Building a desktop for photoediting plus some mild gaming

Feisyram

New member
Hi
I currently have a laptop (i5) with iris XE integrated graphics and 64gb of ram (hooked up to a monitor). I use it for a) limited gaming (a bit of Fortnite, some football manager and Civ 6) and b) photo editing (Lightroom)

The graphics on Fortnite are dumbed down a little but it's certainly playable. It can handle the photo editing basics pretty well actually but the higher end stuff causes a little lag. Being entirely honest, I am not sure I NEED a new machine but I kind of want one just because I'd like slightly better quality graphics on the odd game I play and to have things running a bit slicker in Lightroom

I am thinking of getting a desktop (my laptop never moves from the desk). I have always had intel PCs and had no issues with them ever. But browsing on here I see there is quite a lot of negativity towards Intel. What is the background to this please? ANd if I moved to a Ryzen does Windows 11 work ok with them in terms of drivers etc?

Thanks
 

SpyderTracks

We love you Ukraine
Hi
I currently have a laptop (i5) with iris XE integrated graphics and 64gb of ram (hooked up to a monitor). I use it for a) limited gaming (a bit of Fortnite, some football manager and Civ 6) and b) photo editing (Lightroom)

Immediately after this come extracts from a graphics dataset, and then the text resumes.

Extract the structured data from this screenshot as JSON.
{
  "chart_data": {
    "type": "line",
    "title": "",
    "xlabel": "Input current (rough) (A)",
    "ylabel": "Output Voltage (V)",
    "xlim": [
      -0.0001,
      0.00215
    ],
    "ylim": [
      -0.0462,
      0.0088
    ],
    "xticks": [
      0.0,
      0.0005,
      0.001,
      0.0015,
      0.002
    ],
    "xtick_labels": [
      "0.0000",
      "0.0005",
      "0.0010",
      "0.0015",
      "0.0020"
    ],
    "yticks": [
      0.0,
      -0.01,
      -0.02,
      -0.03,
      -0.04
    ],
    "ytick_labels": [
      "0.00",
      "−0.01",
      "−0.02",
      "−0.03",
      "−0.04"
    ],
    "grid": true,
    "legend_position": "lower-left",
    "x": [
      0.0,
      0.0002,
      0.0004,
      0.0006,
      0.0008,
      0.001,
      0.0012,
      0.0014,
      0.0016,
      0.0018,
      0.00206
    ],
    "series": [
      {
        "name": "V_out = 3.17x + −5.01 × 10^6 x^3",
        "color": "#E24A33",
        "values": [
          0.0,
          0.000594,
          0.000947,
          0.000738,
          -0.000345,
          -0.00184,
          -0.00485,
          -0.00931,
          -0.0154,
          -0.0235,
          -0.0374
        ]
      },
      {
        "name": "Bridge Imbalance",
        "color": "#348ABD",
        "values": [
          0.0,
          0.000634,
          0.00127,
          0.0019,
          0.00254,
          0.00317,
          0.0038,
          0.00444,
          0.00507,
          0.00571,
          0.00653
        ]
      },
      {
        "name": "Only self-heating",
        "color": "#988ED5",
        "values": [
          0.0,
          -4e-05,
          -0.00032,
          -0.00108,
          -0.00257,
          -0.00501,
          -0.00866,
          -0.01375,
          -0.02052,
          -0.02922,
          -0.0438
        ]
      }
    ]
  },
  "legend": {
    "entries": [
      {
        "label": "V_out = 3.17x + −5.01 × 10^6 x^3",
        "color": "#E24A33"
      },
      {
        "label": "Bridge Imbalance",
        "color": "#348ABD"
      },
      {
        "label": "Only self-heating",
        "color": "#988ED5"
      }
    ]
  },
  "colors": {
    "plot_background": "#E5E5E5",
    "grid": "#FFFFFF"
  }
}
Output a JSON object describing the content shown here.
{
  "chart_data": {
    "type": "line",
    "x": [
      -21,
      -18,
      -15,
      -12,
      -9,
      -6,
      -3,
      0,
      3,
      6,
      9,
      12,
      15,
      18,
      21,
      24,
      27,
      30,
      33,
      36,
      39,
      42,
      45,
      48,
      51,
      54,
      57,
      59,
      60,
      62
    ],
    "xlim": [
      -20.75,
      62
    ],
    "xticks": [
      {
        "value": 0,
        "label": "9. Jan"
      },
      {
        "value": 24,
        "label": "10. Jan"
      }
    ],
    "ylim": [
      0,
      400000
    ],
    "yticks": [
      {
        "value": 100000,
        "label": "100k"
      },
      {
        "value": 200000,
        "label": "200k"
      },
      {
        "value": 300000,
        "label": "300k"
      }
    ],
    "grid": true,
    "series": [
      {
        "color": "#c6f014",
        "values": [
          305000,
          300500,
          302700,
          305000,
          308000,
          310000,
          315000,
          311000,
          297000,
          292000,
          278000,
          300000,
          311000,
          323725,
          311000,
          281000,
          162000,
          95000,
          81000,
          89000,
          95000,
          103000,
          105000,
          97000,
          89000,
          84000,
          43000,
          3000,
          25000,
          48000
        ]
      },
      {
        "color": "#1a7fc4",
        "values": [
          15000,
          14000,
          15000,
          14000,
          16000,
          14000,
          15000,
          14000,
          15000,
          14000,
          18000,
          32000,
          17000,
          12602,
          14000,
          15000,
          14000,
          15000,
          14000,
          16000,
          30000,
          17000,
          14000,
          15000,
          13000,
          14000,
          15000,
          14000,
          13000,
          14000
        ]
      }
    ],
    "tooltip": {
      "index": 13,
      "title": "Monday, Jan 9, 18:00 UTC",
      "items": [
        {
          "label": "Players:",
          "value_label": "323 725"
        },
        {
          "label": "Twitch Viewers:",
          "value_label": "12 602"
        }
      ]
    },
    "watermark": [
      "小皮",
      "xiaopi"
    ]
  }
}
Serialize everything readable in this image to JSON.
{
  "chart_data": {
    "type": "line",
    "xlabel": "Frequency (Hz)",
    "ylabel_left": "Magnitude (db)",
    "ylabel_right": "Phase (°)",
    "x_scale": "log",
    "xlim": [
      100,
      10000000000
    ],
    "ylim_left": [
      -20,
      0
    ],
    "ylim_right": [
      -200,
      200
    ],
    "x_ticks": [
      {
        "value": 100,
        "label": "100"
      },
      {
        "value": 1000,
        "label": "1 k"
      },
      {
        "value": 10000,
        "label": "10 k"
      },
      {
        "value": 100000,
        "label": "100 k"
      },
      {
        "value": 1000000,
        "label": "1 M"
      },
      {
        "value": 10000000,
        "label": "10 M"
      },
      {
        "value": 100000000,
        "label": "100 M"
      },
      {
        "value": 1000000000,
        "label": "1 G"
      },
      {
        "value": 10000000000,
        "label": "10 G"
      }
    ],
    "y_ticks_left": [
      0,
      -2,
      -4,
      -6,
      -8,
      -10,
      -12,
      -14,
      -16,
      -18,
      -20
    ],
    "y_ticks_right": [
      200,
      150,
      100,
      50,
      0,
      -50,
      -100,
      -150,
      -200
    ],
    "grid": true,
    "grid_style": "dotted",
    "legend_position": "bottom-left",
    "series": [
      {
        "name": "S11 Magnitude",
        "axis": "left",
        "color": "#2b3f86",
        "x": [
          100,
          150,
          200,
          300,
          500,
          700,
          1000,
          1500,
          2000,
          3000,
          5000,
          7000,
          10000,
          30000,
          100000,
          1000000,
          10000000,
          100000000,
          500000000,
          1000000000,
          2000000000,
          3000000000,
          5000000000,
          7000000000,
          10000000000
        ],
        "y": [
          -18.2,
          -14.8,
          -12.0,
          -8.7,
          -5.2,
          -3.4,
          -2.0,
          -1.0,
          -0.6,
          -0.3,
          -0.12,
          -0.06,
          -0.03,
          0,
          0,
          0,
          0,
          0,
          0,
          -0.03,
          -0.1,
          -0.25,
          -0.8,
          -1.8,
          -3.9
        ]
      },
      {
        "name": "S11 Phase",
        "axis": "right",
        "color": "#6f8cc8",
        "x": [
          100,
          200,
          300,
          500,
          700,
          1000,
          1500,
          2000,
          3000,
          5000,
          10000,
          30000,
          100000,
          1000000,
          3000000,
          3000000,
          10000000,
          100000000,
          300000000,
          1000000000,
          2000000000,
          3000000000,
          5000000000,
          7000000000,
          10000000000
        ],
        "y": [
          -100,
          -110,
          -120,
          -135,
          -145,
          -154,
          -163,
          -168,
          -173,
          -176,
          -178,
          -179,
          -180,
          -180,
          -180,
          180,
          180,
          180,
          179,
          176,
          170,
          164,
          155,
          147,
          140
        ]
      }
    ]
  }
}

The graphics on Fortnite are dumbed down a little but it's certainly playable. It can handle the photo editing basics pretty well actually but the higher end stuff causes a little lag. Being entirely honest, I am not sure I NEED a new machine but I kind of want one just because I'd like slightly better quality graphics on the odd game I play and to have things running a bit slicker in Lightroom

I am thinking of getting a desktop (my laptop never moves from the desk). I have always had intel PCs and had no issues with them ever. But browsing on here I see there is quite a lot of negativity towards Intel. What is the background to this please? ANd if I moved to a Ryzen does Windows 11 work ok with them in terms of drivers etc?

Thanks
Intel for some time now have been what AMD used to be, impossible to cool, expensive, and poor performance while using twice the power

Then it turned out they're so heavily over voltaged that it's causing the silicon to break down anyway

But even if they didn't melt, they're still poor processors vs the competition, there's no use case anymore where they're even remotely competitive.


Ryzen is X86, same as Intel, doesn't matter what X86 CPU you have, Windows is exactly the same on all of them.